2002年「JDジャーナル」10月号表紙 VOL.22-7 通巻NO.268
作 家 夢村(むそん)
作品名 チビッコ会議
解 説  会議をしている子どもたちは、いつだって真剣です。何をして遊ぼうか?どこの広場に行こうか?大人にっては他愛もない内容・・・。「会議」と称してはいますが、本当は単純な「話し合い」なだけ。
 でもね。子どもたちは「会議」をしている自分がカッコよくて好きなんです。自分の子ども時代を思い出してください。あなたも、そうではなかったですか?
 しかし絵は変化球ではなく、直球で勝負すべきと常々肝に銘じているのですが。

(東京コロニー・アートビリティ提供)

* Contents *

巻頭言 変化の時代に対応する運動を
・・・JD副代表 吉本 哲夫
特 集 <座談会>誰もが使いやすい福祉サービスとは
―自立のニーズに応じられる福祉用具のありかた―
行動するJD 障害者を対象にしたIT講習会に係るアンケート調査
・・・東京コロニー/社会福祉士/
JD情報通信ネットワークプロジェクト 堀込真理子
パラボラアンテナ 11 AP十年の先にみえるもの
・・・俳人 花田 春兆
Information 12 団体・地方・行政の動き、トピックス、お知らせ
・・・小野 隆
加盟団体紹介 15 社会福祉法人日本盲人社会福祉施設協議会
・・・理事長 本間 昭雄
16 次号予告・活動日誌(8、9月)

* 巻頭言 *

変化の時代に対応する運動を

JD副代表 吉本 哲夫


 今年、「激動の21世紀」を実感させる障害者に関わる大きな出来事が起きている。

 大阪で開催された「アジア太平洋障害者の十年」最終年記念フォーラムでは、10年間の生かと残された課題を確認し、引き続く新「アジア太平洋障害者の十年」は、障害者権利条約採択にむけて各国の関係機関および団体の強力な推進活動の展開によって、世論形成と政府に行動を促すことを呼びかけた。わが国でも、「障害者基本計画」と「障害者プラン」推進の最終年にあたり、新たな十年に実感すべき課題としての新「障害者基本計画」の検討が取り組まれているが、障害者施策の不十分な現状の改善と基本的人権を保障する制度の確立が強く求められている。

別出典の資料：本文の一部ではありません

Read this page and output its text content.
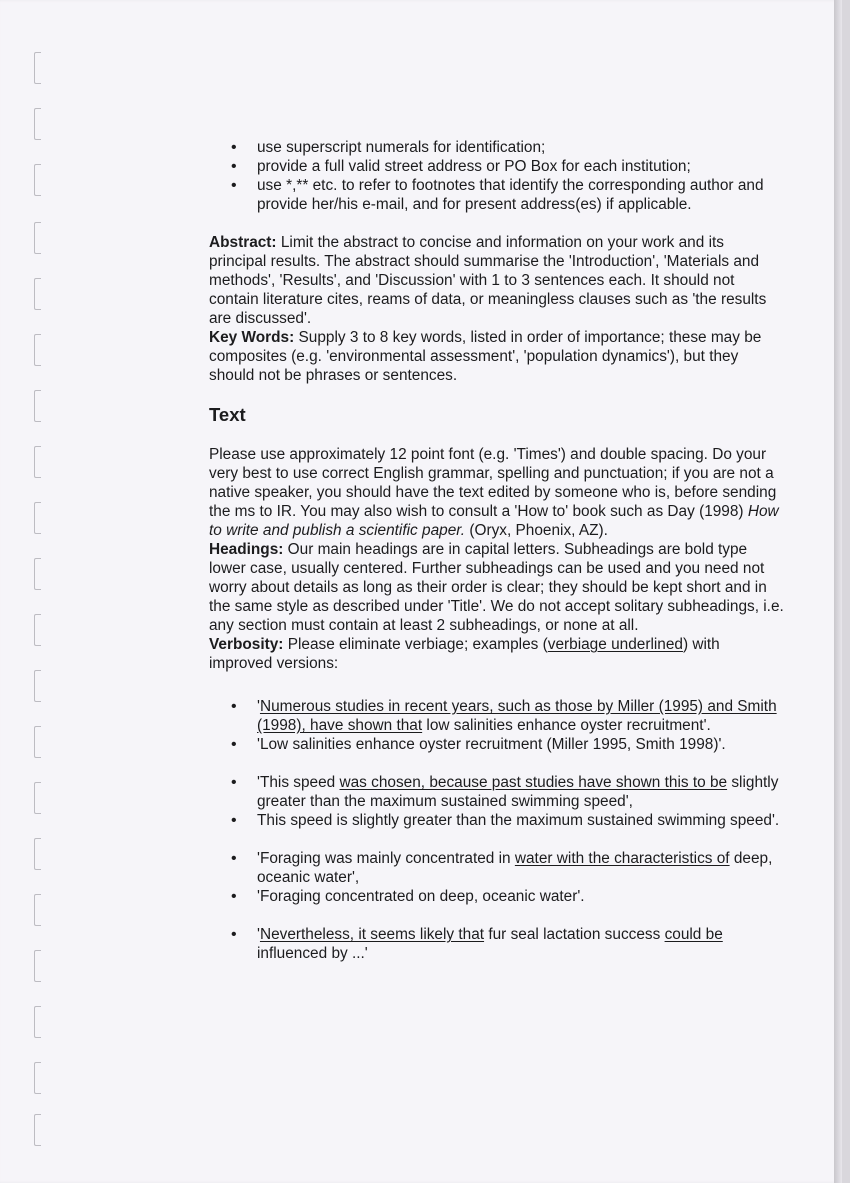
• use superscript numerals for identification;
• provide a full valid street address or PO Box for each institution;
• use *,** etc. to refer to footnotes that identify the corresponding author and provide her/his e-mail, and for present address(es) if applicable.

Abstract: Limit the abstract to concise and information on your work and its principal results. The abstract should summarise the 'Introduction', 'Materials and methods', 'Results', and 'Discussion' with 1 to 3 sentences each. It should not contain literature cites, reams of data, or meaningless clauses such as 'the results are discussed'.

Key Words: Supply 3 to 8 key words, listed in order of importance; these may be composites (e.g. 'environmental assessment', 'population dynamics'), but they should not be phrases or sentences.

Text

Please use approximately 12 point font (e.g. 'Times') and double spacing. Do your very best to use correct English grammar, spelling and punctuation; if you are not a native speaker, you should have the text edited by someone who is, before sending the ms to IR. You may also wish to consult a 'How to' book such as Day (1998) How to write and publish a scientific paper. (Oryx, Phoenix, AZ).

Headings: Our main headings are in capital letters. Subheadings are bold type lower case, usually centered. Further subheadings can be used and you need not worry about details as long as their order is clear; they should be kept short and in the same style as described under 'Title'. We do not accept solitary subheadings, i.e. any section must contain at least 2 subheadings, or none at all.

Verbosity: Please eliminate verbiage; examples (verbiage underlined) with improved versions:

• 'Numerous studies in recent years, such as those by Miller (1995) and Smith (1998), have shown that low salinities enhance oyster recruitment'.
• 'Low salinities enhance oyster recruitment (Miller 1995, Smith 1998)'.
• 'This speed was chosen, because past studies have shown this to be slightly greater than the maximum sustained swimming speed',
• This speed is slightly greater than the maximum sustained swimming speed'.
• 'Foraging was mainly concentrated in water with the characteristics of deep, oceanic water',
• 'Foraging concentrated on deep, oceanic water'.
• 'Nevertheless, it seems likely that fur seal lactation success could be influenced by ...'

 来年4月から「支援費制度」によって措置制度から契約制度へと福祉制度が根本的に変わる。必要な制度が自由に選択・契約できると宣伝されてきた支援費制度は、「選択」どころか利用できる社会資源の絶対数が不足し、障害者の求める制度利用が担保できないなど、自立と社会参加の「支援」には程遠く、利用しにくくなるのではないかという不安は拡大されるばかりである。8年前国会で決議された無年金障害者の「救済」も、精神障害者の雇用率制度適応も放置されたままである。障害者は、国民だれもが平等に享受すべき法・制度から除外され、障害者のための制度からも障害者の一部が排除されている現状は変わらない。

 年末に策定される「障害者基本計画」は、21世紀はじめの長期計画である。それだけに、国際障害者年以来の歴史的な前進をさらに発展させ、障害者権利条約の採択をめざす国際的動向に立脚して、障害者・家族の切実な要求実現、基本的人権を保障する法・制度の確立を具体的に示さなければならない。そして、「障害者総合福祉法」「障害者差別禁止法」の創設をはじめ、障害者にかかわる法・制度を全面的に見直すための「障害者施策検討委員会」を障害者の参画によって、国と地方自治体に設置することを提案したい。

 経済的な厳しさや社会保障制度の全面的な見直しの中で、制度実現を図ることは容易なことではないが、あきらめて済ますことはできない。21世紀を人権が保障される新しい時代とするためには、JD参加団体はもとより、障害者団体が共同して取り組むならば可能となると確信したい。大切なことは障害者自身が主張することである。「国連・障害者権利条約特別委員会」でも「アジア太平洋障害者の十年」最終年記念フォーラムでも、NGOの代表が「障害者にかかわる制度は障害者の参画によって成立される」と強調していたことを忘れない。